Многоликий Дон Жуан: парадоксы любви
Дон Жуан (Хуан, Джованни) — это можно понять уже из его титула, — как и Дон Кихот, родился в Испании и оказался почти ровесником Рыцаря Печального Образа. (Приставка дон происходит от латинского слова dominus, господин, и относится к лицам благородного, дворянского звания.)
Впервые он появился в драме испанского драматурга Тирсо де Молины (1571–1648) “Севильский озорник, или Каменный гость” (1630), опиравшегося, однако, на большой фольклорный материал: легенды об оживших статуях, повесах-рыцарях и божье каре за богохульство. В других переводах основное свойство этого Дона выявлено более четко: распутник, обольститель.
Герой комедии соблазняет несколько женщин, обещает одной из них, что при отказе на ней жениться Бог покарает его рукой мертвеца, но нарушает слово. Потом, оказавшись на кладбище, он приглашает на ужин статую, стоящую на могиле когда-то убитого им старика Командора, отца еще одной обманутой женщины. Командор принимает приглашение и в свою очередь зовет Дон Жуана к себе. И здесь страшное предсказание сбывается. В кладбищенской часовне одетые в черное слуги-призраки угощают Дон Жуана скорпионами и змеями, поят уксусом и желчью, а затем командор просит подать ему руку. Дон Жуан бесстрашно протягивает ее, чувствует чудовищное жжение, просит каменную статую об исповеди и отпущении грехов. Но — поздно. “Вышний приговор гласит ““По поступкам и возмездье!”” — произносит командор (перевод Ю. Корнеева). Сразу после этой реплики-приговора гробница вместе с двумя донами, Дон Гонсало и Дон Жуаном, под удары грома проваливается в преисподнюю.
Уже в этой пьесе возник странный любовный треугольник: Дон Жуан — женщина-вдова — ожившая статуя). Образ Дон Жуана оказался неоднозначным: он предстал и смельчаком, и остроумцем, и циником, и богохульником. Но эти черты подчинялись главной: в пьесе был создан образ страстного любовника, обольстителя, перед обаянием которого не может устоять ни одна женщина.

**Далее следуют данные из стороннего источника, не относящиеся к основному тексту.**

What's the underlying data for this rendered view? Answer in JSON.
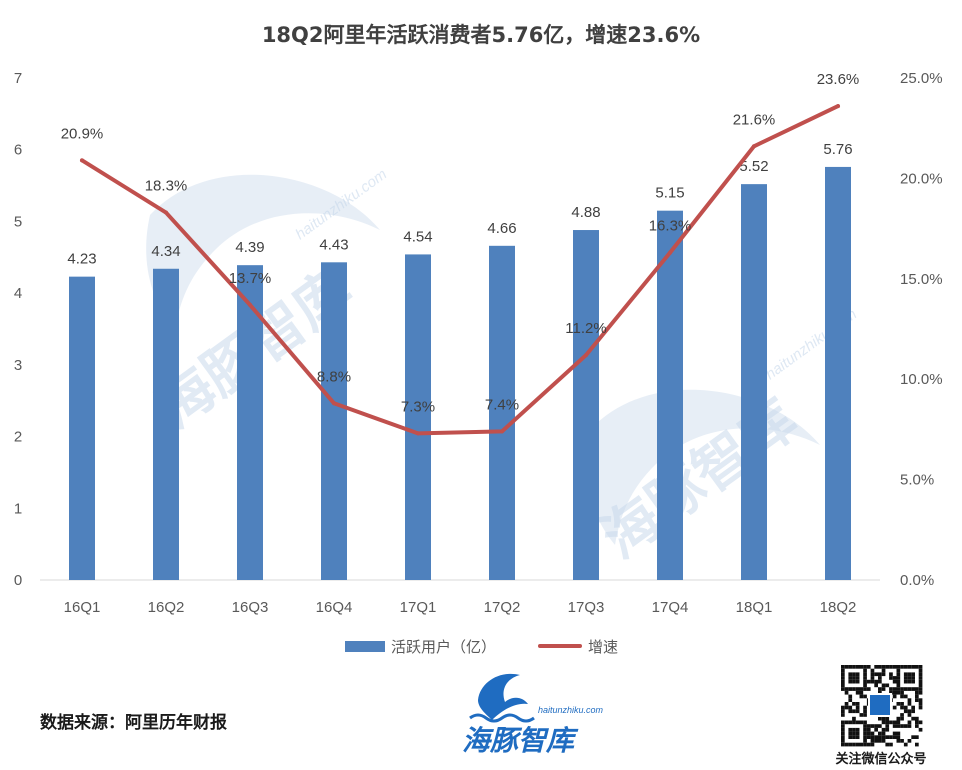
{
  "chart_data": {
    "type": "bar+line",
    "title": "18Q2阿里年活跃消费者5.76亿，增速23.6%",
    "categories": [
      "16Q1",
      "16Q2",
      "16Q3",
      "16Q4",
      "17Q1",
      "17Q2",
      "17Q3",
      "17Q4",
      "18Q1",
      "18Q2"
    ],
    "series": [
      {
        "name": "活跃用户（亿）",
        "type": "bar",
        "axis": "left",
        "color": "#4f81bd",
        "values": [
          4.23,
          4.34,
          4.39,
          4.43,
          4.54,
          4.66,
          4.88,
          5.15,
          5.52,
          5.76
        ],
        "labels": [
          "4.23",
          "4.34",
          "4.39",
          "4.43",
          "4.54",
          "4.66",
          "4.88",
          "5.15",
          "5.52",
          "5.76"
        ]
      },
      {
        "name": "增速",
        "type": "line",
        "axis": "right",
        "color": "#c0504d",
        "values": [
          20.9,
          18.3,
          13.7,
          8.8,
          7.3,
          7.4,
          11.2,
          16.3,
          21.6,
          23.6
        ],
        "labels": [
          "20.9%",
          "18.3%",
          "13.7%",
          "8.8%",
          "7.3%",
          "7.4%",
          "11.2%",
          "16.3%",
          "21.6%",
          "23.6%"
        ]
      }
    ],
    "y_left": {
      "ylim": [
        0,
        7
      ],
      "ticks": [
        "0",
        "1",
        "2",
        "3",
        "4",
        "5",
        "6",
        "7"
      ]
    },
    "y_right": {
      "ylim": [
        0,
        25
      ],
      "ticks": [
        "0.0%",
        "5.0%",
        "10.0%",
        "15.0%",
        "20.0%",
        "25.0%"
      ]
    },
    "grid": false,
    "legend_position": "bottom"
  },
  "footer": {
    "source": "数据来源：阿里历年财报",
    "qr_caption": "关注微信公众号"
  },
  "branding": {
    "watermark_text": "海豚智库",
    "watermark_url": "haitunzhiku.com",
    "logo_text": "海豚智库",
    "logo_url": "haitunzhiku.com",
    "logo_color": "#1f6cc1"
  }
}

Естественно, такой герой увлек многих. Уже в ХVII веке Дон Жуан начинает странствия по разным странам и даже видам искусства, превратившись в вечный образ. Свою версию сюжета предлагает французский комедиограф Ж.-Б. Мольер (1665). Он привлекает австрийского композитора В.-А. Моцарта, создавшего одну из самых популярных опер “Наказанный распутник, или Дон Джованни” (1787).

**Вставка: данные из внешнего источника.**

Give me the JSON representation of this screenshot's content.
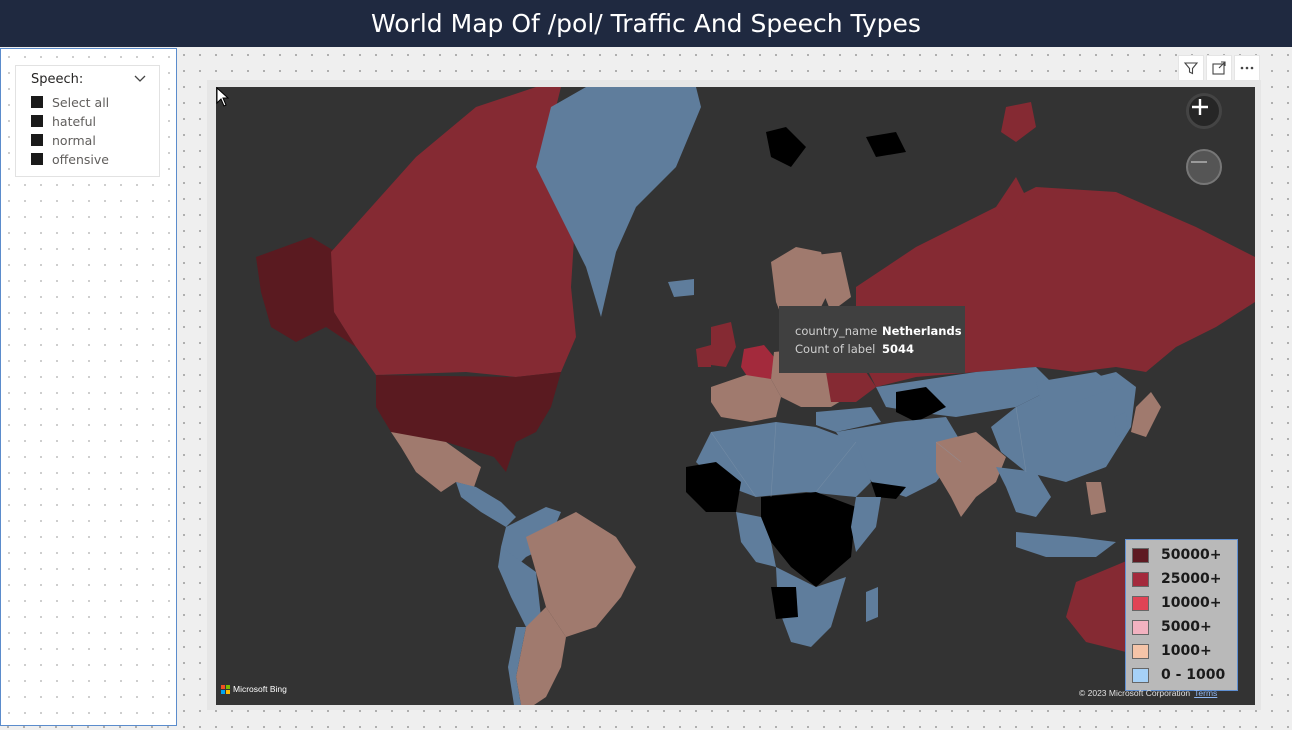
{
  "header": {
    "title": "World Map Of /pol/ Traffic And Speech Types"
  },
  "slicer": {
    "title": "Speech:",
    "items": [
      {
        "label": "Select all"
      },
      {
        "label": "hateful"
      },
      {
        "label": "normal"
      },
      {
        "label": "offensive"
      }
    ]
  },
  "visual_header": {
    "icons": [
      "filter-icon",
      "focus-mode-icon",
      "more-options-icon"
    ]
  },
  "map": {
    "zoom_in_label": "+",
    "zoom_out_label": "−",
    "tooltip": {
      "field1_label": "country_name",
      "field1_value": "Netherlands",
      "field2_label": "Count of label",
      "field2_value": "5044"
    },
    "legend": [
      {
        "label": "50000+",
        "color": "#5e1a22"
      },
      {
        "label": "25000+",
        "color": "#a32a3c"
      },
      {
        "label": "10000+",
        "color": "#e04455"
      },
      {
        "label": "5000+",
        "color": "#f2b2c0"
      },
      {
        "label": "1000+",
        "color": "#f5c4a8"
      },
      {
        "label": "0 - 1000",
        "color": "#a6d1f7"
      }
    ],
    "attribution": "Microsoft Bing",
    "copyright": "© 2023 Microsoft Corporation",
    "terms": "Terms"
  },
  "colors": {
    "title_bar": "#1f2940",
    "map_background": "#333333",
    "very_high": "#5a1a20",
    "high": "#852a33",
    "mid": "#a07a6e",
    "low": "#5f7d9c",
    "none": "#000000"
  }
}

Рассказ (скорее, даже очерк) немецкого романтика Э.-Т.-А. Гофмана “Дон Жуан” (1813) опирается на впечатление от музыки Моцарта. Близкий автору личный повествователь присутствует на представлении оперы Моцарта, потом участвует в ее обсуждении, а ночью приходит в пустой театр, чтобы еще раз насладиться впечатлением от звучавшей здесь музыки.
Сначала Гофман пересказывает традиционный сюжет, который представляется банальным и отчасти даже смешным: “Если смотреть на поэму (“Дон Жуана”) с чисто повествовательной точки зрения, не вкладывая в нее более глубокого смысла, покажется непостижимым, как мог Моцарт задумать и сочинить к ней такую музыку. Кутила, приверженный к вину и женщинам, из озорства приглашающий на свою разгульную пирушку каменного истукана вместо старика отца, которого он заколол, защищая собственную жизнь, — право же, в этом маловато поэзии, и, по чести говоря, подобная личность не стоит того, чтобы подземные духи остановили на нем свой выбор как на особо редкостном экземпляре для адской коллекции; чтобы каменный истукан по внушению своего просветленного духа поторопился сойти с коня, дабы подвигнуть грешника к покаянию, прежде чем для него пробьет последний час, и, наконец, чтобы дьявол выслал самых ловких из своих подручных доставить его в преисподнюю, нагромоздив при этом как можно больше ужасов” (перевод Н. Касаткиной).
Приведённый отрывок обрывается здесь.